Hu Jintao Arrives in U.S.; Obama Calls for Human Rights Reform

Chinese President Hu Jintao arrived in the U.S. Tuesday for a four-day state visit aimed at settling economic, global security and human rights disputes between the two nations.

In 2010, Washington and Beijing battled over China’s currency, international trade issues, China’s human rights record and the United States’ military support of Taiwan.

Hu is poised to assert China’s validity as a rising world power while soothing fears over its intentions.

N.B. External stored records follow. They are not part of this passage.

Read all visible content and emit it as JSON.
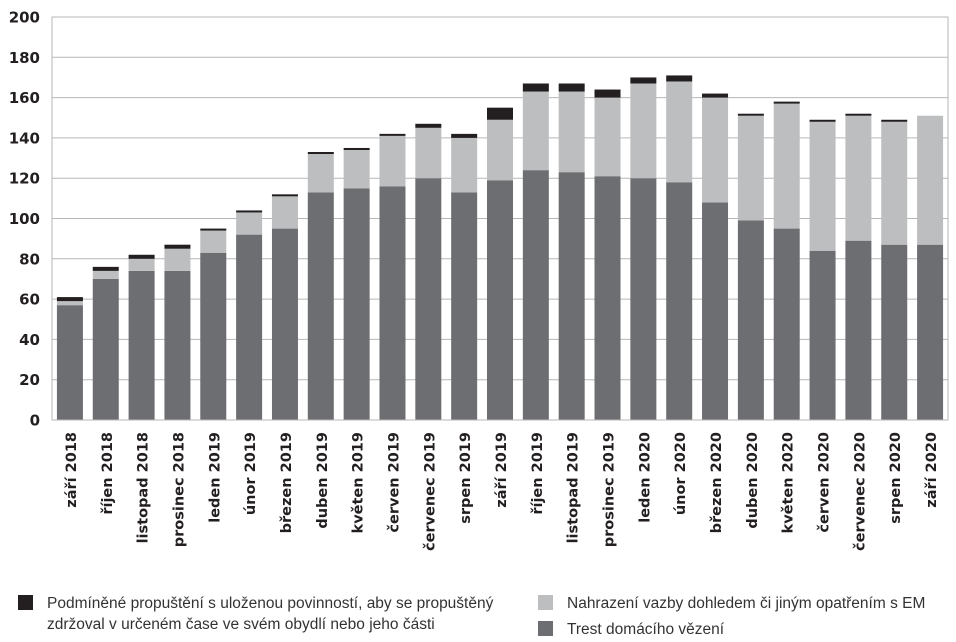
{
  "chart_data": {
    "type": "bar",
    "stacked": true,
    "categories": [
      "září 2018",
      "říjen 2018",
      "listopad 2018",
      "prosinec 2018",
      "leden 2019",
      "únor 2019",
      "březen 2019",
      "duben 2019",
      "květen 2019",
      "červen 2019",
      "červenec 2019",
      "srpen 2019",
      "září 2019",
      "říjen 2019",
      "listopad 2019",
      "prosinec 2019",
      "leden 2020",
      "únor 2020",
      "březen 2020",
      "duben 2020",
      "květen 2020",
      "červen 2020",
      "červenec 2020",
      "srpen 2020",
      "září 2020"
    ],
    "series": [
      {
        "name": "Trest domácího vězení",
        "color": "#6d6e71",
        "values": [
          57,
          70,
          74,
          74,
          83,
          92,
          95,
          113,
          115,
          116,
          120,
          113,
          119,
          124,
          123,
          121,
          120,
          118,
          108,
          99,
          95,
          84,
          89,
          87,
          87
        ]
      },
      {
        "name": "Nahrazení vazby dohledem či jiným opatřením s EM",
        "color": "#bcbec0",
        "values": [
          2,
          4,
          6,
          11,
          11,
          11,
          16,
          19,
          19,
          25,
          25,
          27,
          30,
          39,
          40,
          39,
          47,
          50,
          52,
          52,
          62,
          64,
          62,
          61,
          64
        ]
      },
      {
        "name": "Podmíněné propuštění s uloženou povinností, aby se propuštěný zdržoval v určeném čase ve svém obydlí nebo jeho části",
        "color": "#231f20",
        "values": [
          2,
          2,
          2,
          2,
          1,
          1,
          1,
          1,
          1,
          1,
          2,
          2,
          6,
          4,
          4,
          4,
          3,
          3,
          2,
          1,
          1,
          1,
          1,
          1,
          0
        ]
      }
    ],
    "yticks": [
      0,
      20,
      40,
      60,
      80,
      100,
      120,
      140,
      160,
      180,
      200
    ],
    "ylim": [
      0,
      200
    ],
    "grid": true,
    "legend_position": "bottom"
  }
}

Meanwhile, President Obama hopes to make progress on China’s troubling human rights issues, and will likely present Hu with the message that expanded civil rights could spur economic growth, the Washington Post reports.

On Wednesday, Hu was met with a grand arrival ceremony on the White House’s South Lawn, where Obama pushed his human rights reform agenda in a speech welcoming the Chinese president.

“History shows that societies are more harmonious, nations are more successful and the world is more just when the rights and responsibilities of all nations and all people are upheld, including the universal rights of every human being,” Obama said.

“Harmonious Society” is a catchphrase of Hu’s administration as his Communist Party tries to retain power in China’s budding free market economy. The Chinese sometimes use the term ironically: Web sites that suddenly vanish are “harmonized away,” the New York Times reports.

Activists have urged Obama to address concerns about worsening human rights conditions in China.

Hu said during the arrival ceremony Wednesday that U.S.-Chinese relations should be based on mutual respect. He said he hoped the state visit would “open a new chapter in cooperation as partners.”

It is Hu’s first trip to the U.S. since 2006.